FMI estima melhora global, mas reduz dados do Brasil

Jornal GGN – A economia global deve se fortalecer em 2014 e 2015, impulsionada pelo desempenho mais forte dos países desenvolvidos. No entanto, relatório elaborado pelo Fundo Monetário Internacional (FMI) mostra que a recuperação mundial ainda é frágil e persistem riscos de piora. 

Segundo o documento denominado “Panorama da Economia Global”, o FMI diz que o ritmo de crescimento dos mercados emergentes continuará elevado, chegando a 4,9% em 2014 e 5,3% em 2015 – um pouco abaixo dos 5,1% e 5,4% projetados em janeiro. Entre os maiores países em desenvolvimento, o FMI reduziu as estimativas de expansão de Brasil, Rússia e África do Sul.  

A entidade estima que o mundo vai avançar 3,6% neste ano e 3,9% no ano que vem, uma aceleração razoável em relação aos 3% registrados no ano passado. As novas projeções são apenas um pouco inferiores às anunciadas em janeiro, quando o Fundo atualizou as previsões do documento. No começo do ano, a instituição esperava crescimento de 3,7% em 2014 e de 4% em 2015. 

O relatório aponta também que a melhora se deve à redução do aperto fiscal, exceto no Japão, e a uma política monetária ainda muito expansionista. Os EUA estão na melhor situação entre as economias avançadas, devendo crescer 2,8% em 2014 e 3% em 2015. 

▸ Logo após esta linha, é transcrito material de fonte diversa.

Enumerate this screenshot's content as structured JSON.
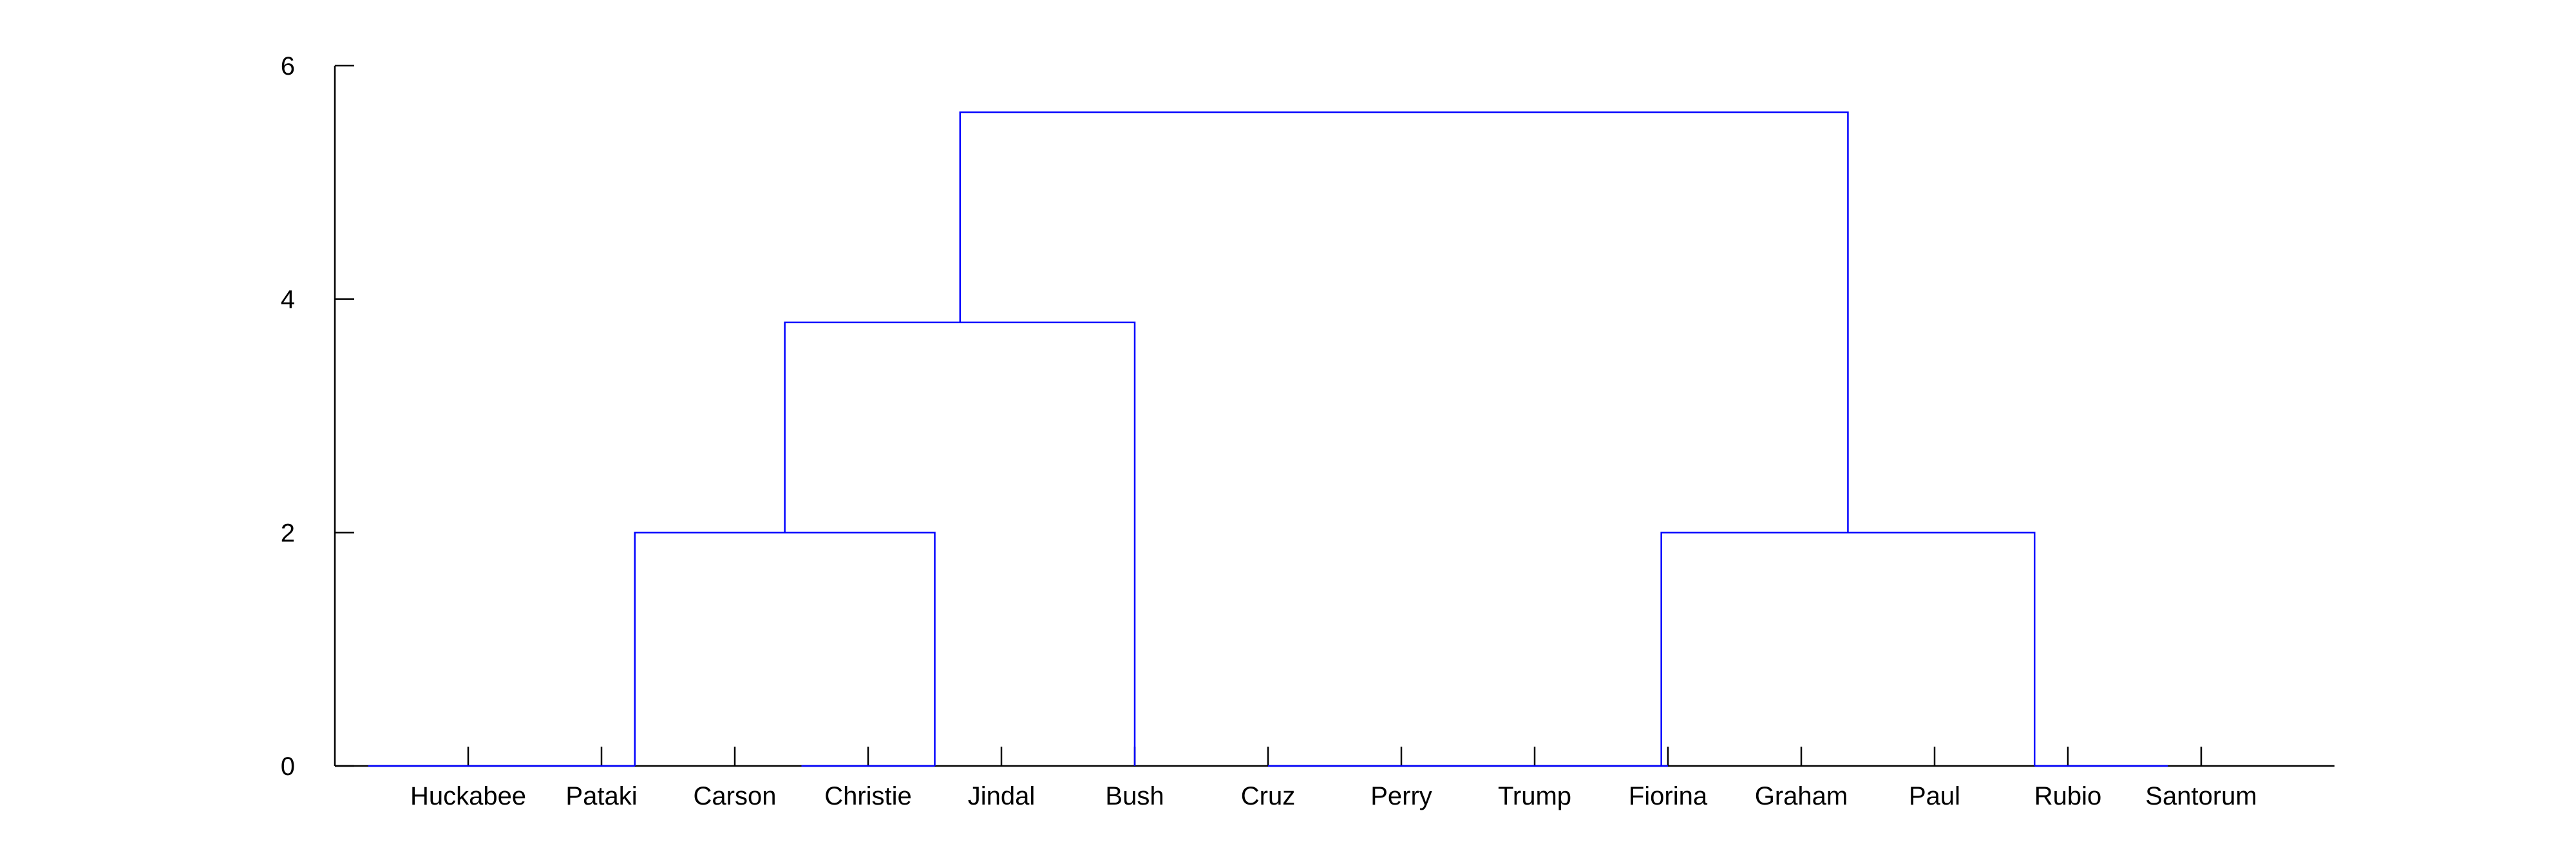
{
  "chart_data": {
    "type": "dendrogram",
    "title": "",
    "xlabel": "",
    "ylabel": "",
    "ylim": [
      0,
      6
    ],
    "yticks": [
      0,
      2,
      4,
      6
    ],
    "leaves": [
      "Huckabee",
      "Pataki",
      "Carson",
      "Christie",
      "Jindal",
      "Bush",
      "Cruz",
      "Perry",
      "Trump",
      "Fiorina",
      "Graham",
      "Paul",
      "Rubio",
      "Santorum"
    ],
    "merges": [
      {
        "left": "Huckabee",
        "right": "Pataki",
        "height": 0
      },
      {
        "left": "Huckabee+Pataki",
        "right": "Carson",
        "height": 0
      },
      {
        "left": "Christie",
        "right": "Jindal",
        "height": 0
      },
      {
        "left": "Huckabee+Pataki+Carson",
        "right": "Christie+Jindal",
        "height": 2
      },
      {
        "left": "Cruz",
        "right": "Perry",
        "height": 0
      },
      {
        "left": "Cruz+Perry",
        "right": "Trump",
        "height": 0
      },
      {
        "left": "Cruz+Perry+Trump",
        "right": "Fiorina",
        "height": 0
      },
      {
        "left": "Graham",
        "right": "Paul",
        "height": 0
      },
      {
        "left": "Graham+Paul",
        "right": "Rubio",
        "height": 0
      },
      {
        "left": "Rubio group",
        "right": "Santorum",
        "height": 0
      },
      {
        "left": "Huckabee…Jindal",
        "right": "Bush",
        "height": 3.8
      },
      {
        "left": "Cruz…Fiorina",
        "right": "Graham…Santorum",
        "height": 2
      },
      {
        "left": "Huckabee…Bush",
        "right": "Cruz…Santorum",
        "height": 5.6
      }
    ],
    "links": [
      {
        "x": [
          -0.75,
          1.25
        ],
        "y": [
          0,
          0
        ]
      },
      {
        "x": [
          1.25,
          1.25,
          3.5,
          3.5
        ],
        "y": [
          0,
          2,
          2,
          0
        ]
      },
      {
        "x": [
          2.5,
          3.5
        ],
        "y": [
          0,
          0
        ]
      },
      {
        "x": [
          2.375,
          2.375,
          5,
          5
        ],
        "y": [
          2,
          3.8,
          3.8,
          0
        ]
      },
      {
        "x": [
          6,
          9
        ],
        "y": [
          0,
          0
        ]
      },
      {
        "x": [
          8.95,
          8.95,
          11.75,
          11.75
        ],
        "y": [
          0,
          2,
          2,
          0
        ]
      },
      {
        "x": [
          11.75,
          12.75
        ],
        "y": [
          0,
          0
        ]
      },
      {
        "x": [
          10.35,
          10.35,
          3.69,
          3.69
        ],
        "y": [
          2,
          5.6,
          5.6,
          3.8
        ]
      }
    ],
    "grid": false,
    "legend": "none",
    "colors": {
      "link": "#0000ff",
      "axis": "#000000"
    }
  }
}
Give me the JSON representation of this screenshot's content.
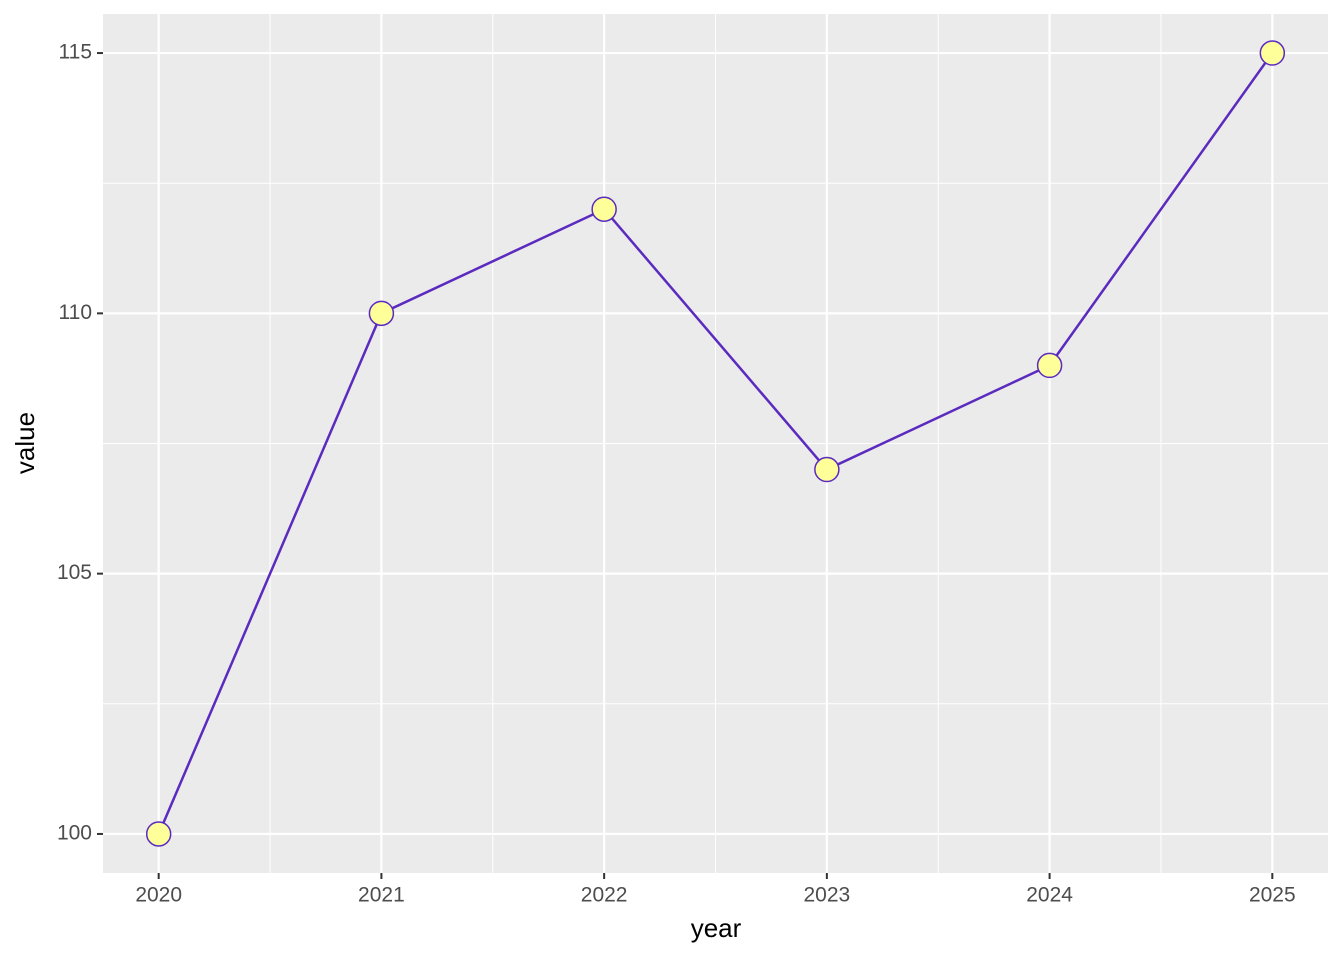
{
  "chart_data": {
    "type": "line",
    "x_label": "year",
    "y_label": "value",
    "x": [
      2020,
      2021,
      2022,
      2023,
      2024,
      2025
    ],
    "values": [
      100,
      110,
      112,
      107,
      109,
      115
    ],
    "color": "#5b2bbf",
    "marker_fill": "#ffff99",
    "xlim": [
      2019.75,
      2025.25
    ],
    "xticks": [
      2020,
      2021,
      2022,
      2023,
      2024,
      2025
    ],
    "x_minor_ticks": [
      2020.5,
      2021.5,
      2022.5,
      2023.5,
      2024.5
    ],
    "ylim": [
      99.25,
      115.75
    ],
    "yticks": [
      100,
      105,
      110,
      115
    ],
    "y_minor_ticks": [
      102.5,
      107.5,
      112.5
    ],
    "grid": true
  }
}
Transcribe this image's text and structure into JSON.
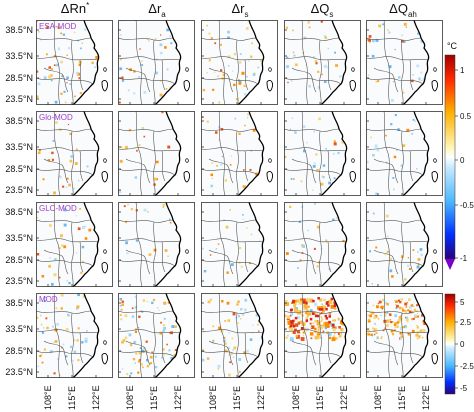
{
  "chart_data": {
    "type": "heatmap",
    "columns": [
      {
        "main": "ΔRn",
        "sub": "",
        "sup": "*"
      },
      {
        "main": "Δr",
        "sub": "a",
        "sup": ""
      },
      {
        "main": "Δr",
        "sub": "s",
        "sup": ""
      },
      {
        "main": "ΔQ",
        "sub": "s",
        "sup": ""
      },
      {
        "main": "ΔQ",
        "sub": "ah",
        "sup": ""
      }
    ],
    "rows": [
      "ESA-MOD",
      "Glo-MOD",
      "GLC-MOD",
      "MOD"
    ],
    "lat_ticks": [
      "38.5°N",
      "33.5°N",
      "28.5°N",
      "23.5°N"
    ],
    "lon_ticks": [
      "108°E",
      "115°E",
      "122°E"
    ],
    "colorbar_top": {
      "unit": "°C",
      "range": [
        -1,
        1
      ],
      "ticks": [
        "1",
        "0.5",
        "0",
        "-0.5",
        "-1"
      ]
    },
    "colorbar_bottom": {
      "range": [
        -5,
        5
      ],
      "ticks": [
        "5",
        "2.5",
        "0",
        "-2.5",
        "-5"
      ]
    },
    "colors": {
      "positive": "#e8541a",
      "negative": "#2a6fd6",
      "land": "#ffffff",
      "boundary": "#555555",
      "coast": "#000000"
    }
  }
}
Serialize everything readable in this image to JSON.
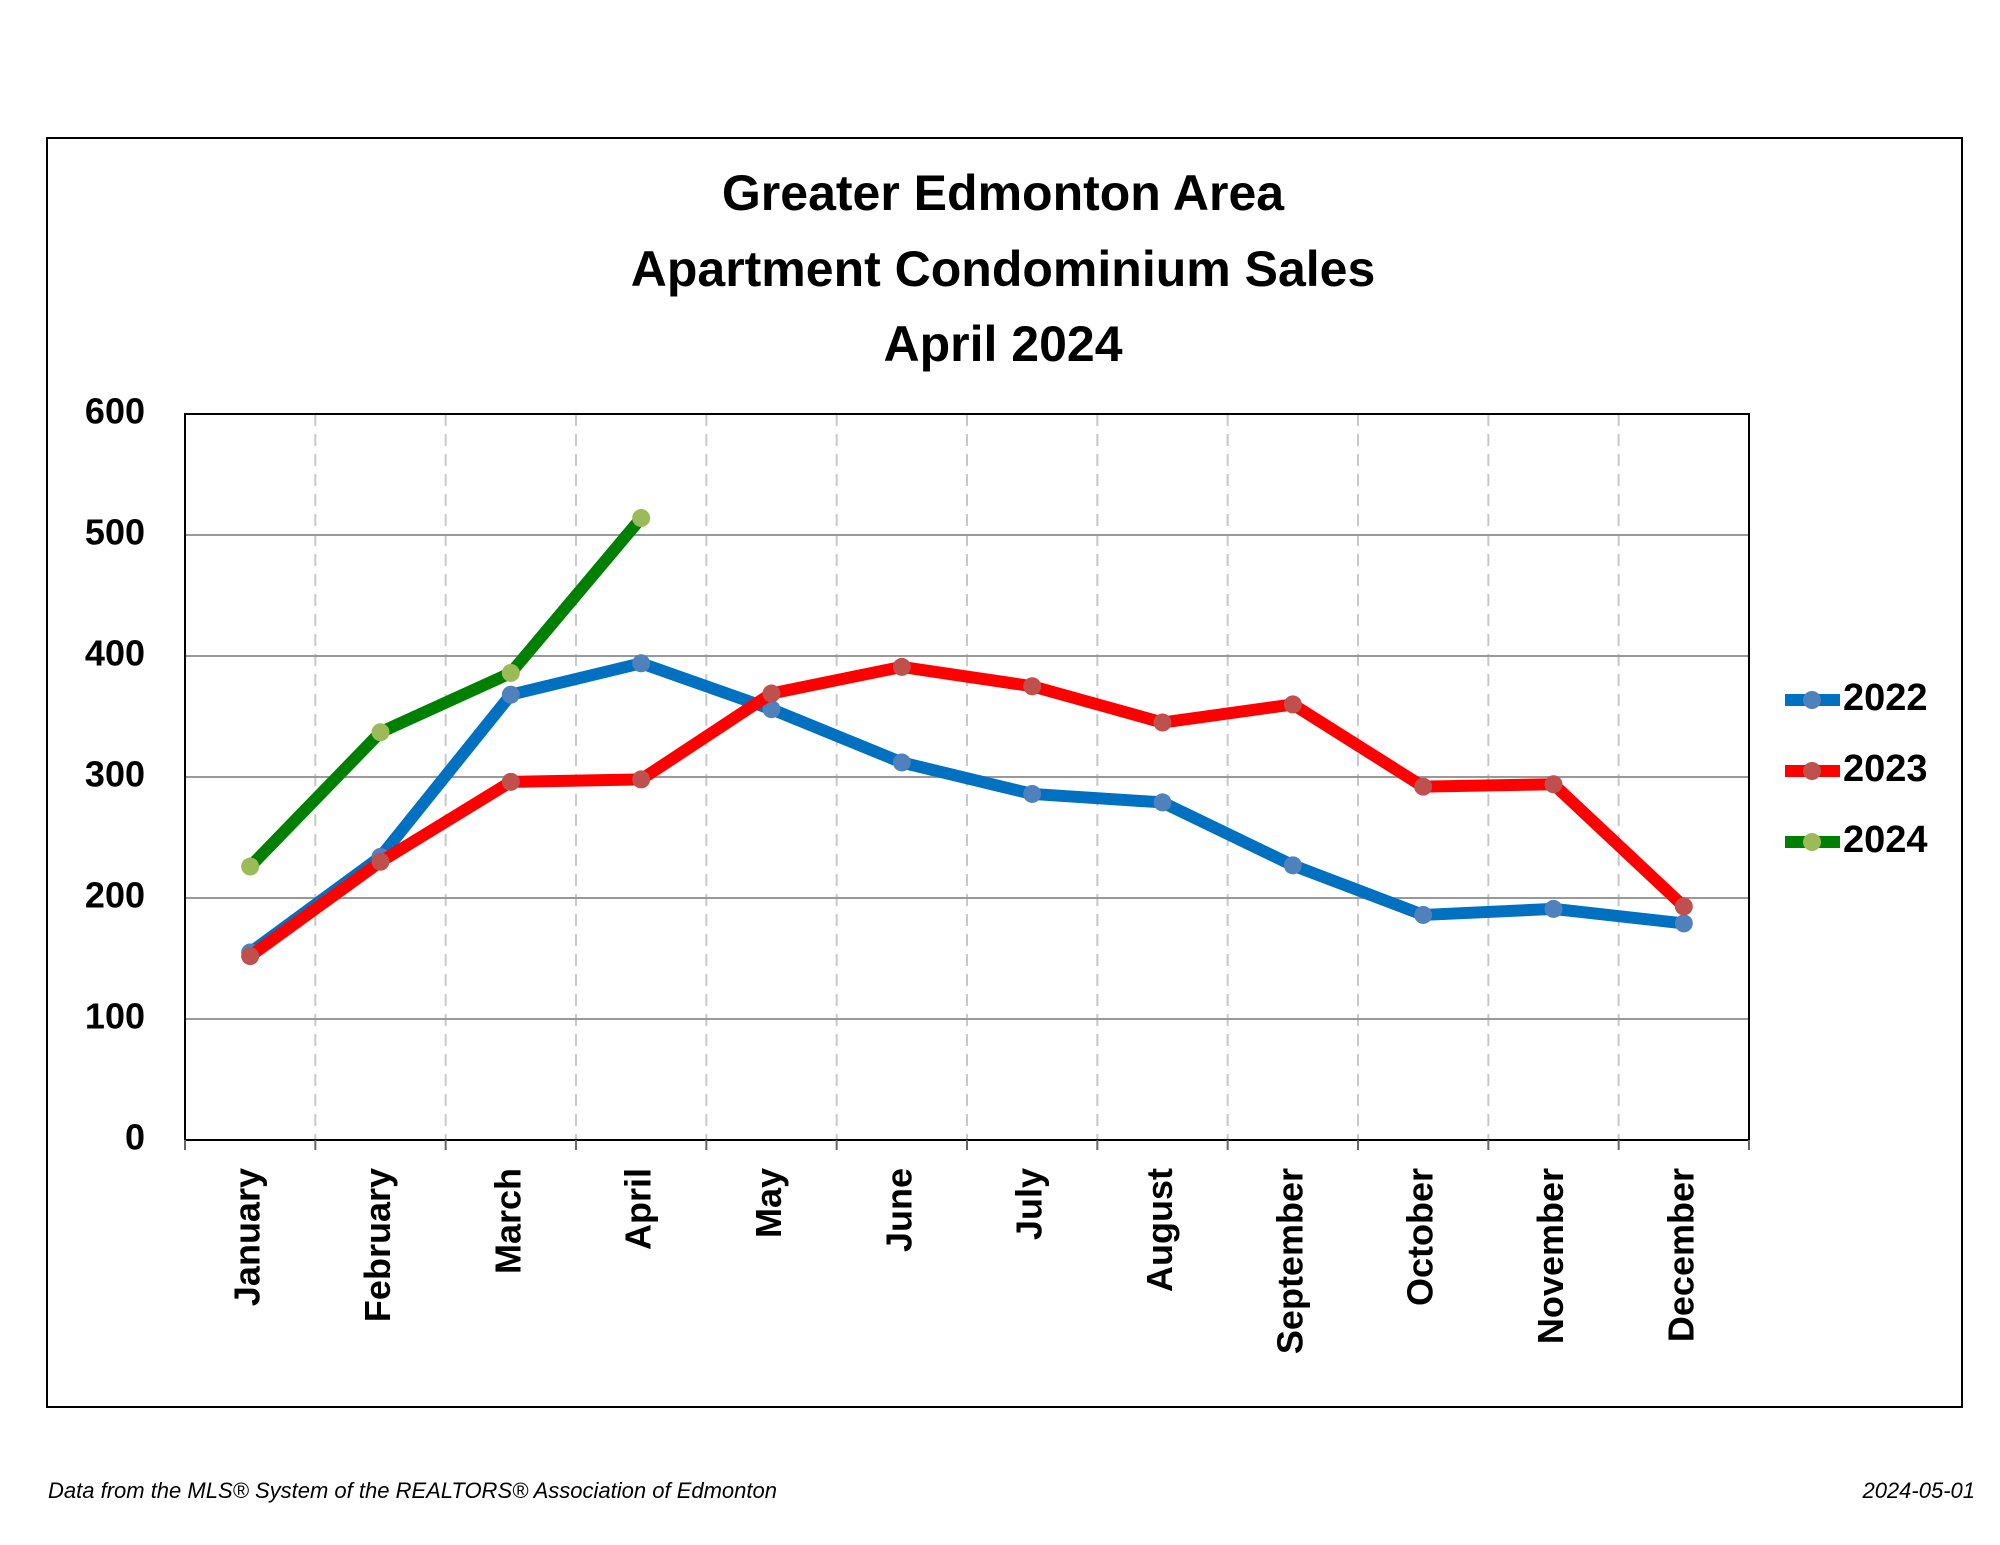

Apesar das perspectivas mais favoráveis para a economia global, o FMI ainda vê fragilidade na retomada, destacando que permanecem riscos significativos de piora, tanto velhos quanto novos. No caso dos emergentes, as mudanças recentes no cenário externo trazem maiores desafios. 

O documento aponta também que os recentes acontecimentos na Ucrânia aumentaram os riscos geopolíticos. No cenário básico do FMI, foram incorporadas projeções de crescimento mais baixo tanto para a Ucrânia quanto para a Rússia, assim como impactos negativos sobre os países da Comunidade dos Estados Independentes. 

Efeitos mais amplos podem ocorrer se a turbulência elevar a aversão ao risco nos mercados globais, ou se houver perturbações no comércio e nas finanças devido a eventuais sanções e retaliações. Para este ano, o FMI estima que a Rússia crescerá 1,3%, abaixo do 1,9% projetado em janeiro.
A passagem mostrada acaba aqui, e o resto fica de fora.